Hello,
I have since 1.7.x very big problems with our InfluxDB. It was running since years without any big issues, but since 1.7.1 everything is pretty bad.
I had 188GB on metrics with Icinga2 and Telegraf and a few hundred hosts. I switched the index to TSI1, but 32GB RAM wasn’t enough. The problem starts at every hour and eating the whole CPUs and slowly the memory. It may has something todo with GC or the retention policy …

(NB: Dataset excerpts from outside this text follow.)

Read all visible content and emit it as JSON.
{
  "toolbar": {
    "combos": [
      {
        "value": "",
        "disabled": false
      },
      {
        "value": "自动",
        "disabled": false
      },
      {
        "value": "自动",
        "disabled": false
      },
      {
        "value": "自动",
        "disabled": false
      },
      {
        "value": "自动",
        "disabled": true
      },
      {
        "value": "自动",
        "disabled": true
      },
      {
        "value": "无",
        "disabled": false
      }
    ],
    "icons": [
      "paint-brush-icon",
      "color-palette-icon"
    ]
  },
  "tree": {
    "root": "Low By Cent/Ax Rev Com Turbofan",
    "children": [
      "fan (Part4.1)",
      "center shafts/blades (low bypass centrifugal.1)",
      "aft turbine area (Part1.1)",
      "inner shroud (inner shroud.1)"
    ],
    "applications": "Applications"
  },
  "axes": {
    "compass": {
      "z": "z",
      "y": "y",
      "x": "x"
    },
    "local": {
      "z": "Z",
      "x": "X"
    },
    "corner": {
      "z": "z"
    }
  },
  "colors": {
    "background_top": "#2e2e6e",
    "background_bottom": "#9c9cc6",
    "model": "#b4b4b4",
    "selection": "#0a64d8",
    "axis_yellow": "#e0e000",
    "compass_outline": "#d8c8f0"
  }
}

I searched over weeks for a solution, but I’m lost now …
- System: Debian Stretch
- VM: KVM
- 36GB Memory
- 6 vCPU cores
- InflxudB 1.8.1
reporting-disabled = true
[meta]
enabled = true
dir = "/var/lib/influxdb/meta"
bind-address = "graph-01.example.com:8088"
http-bind-address = "graph-01.example.com:8091"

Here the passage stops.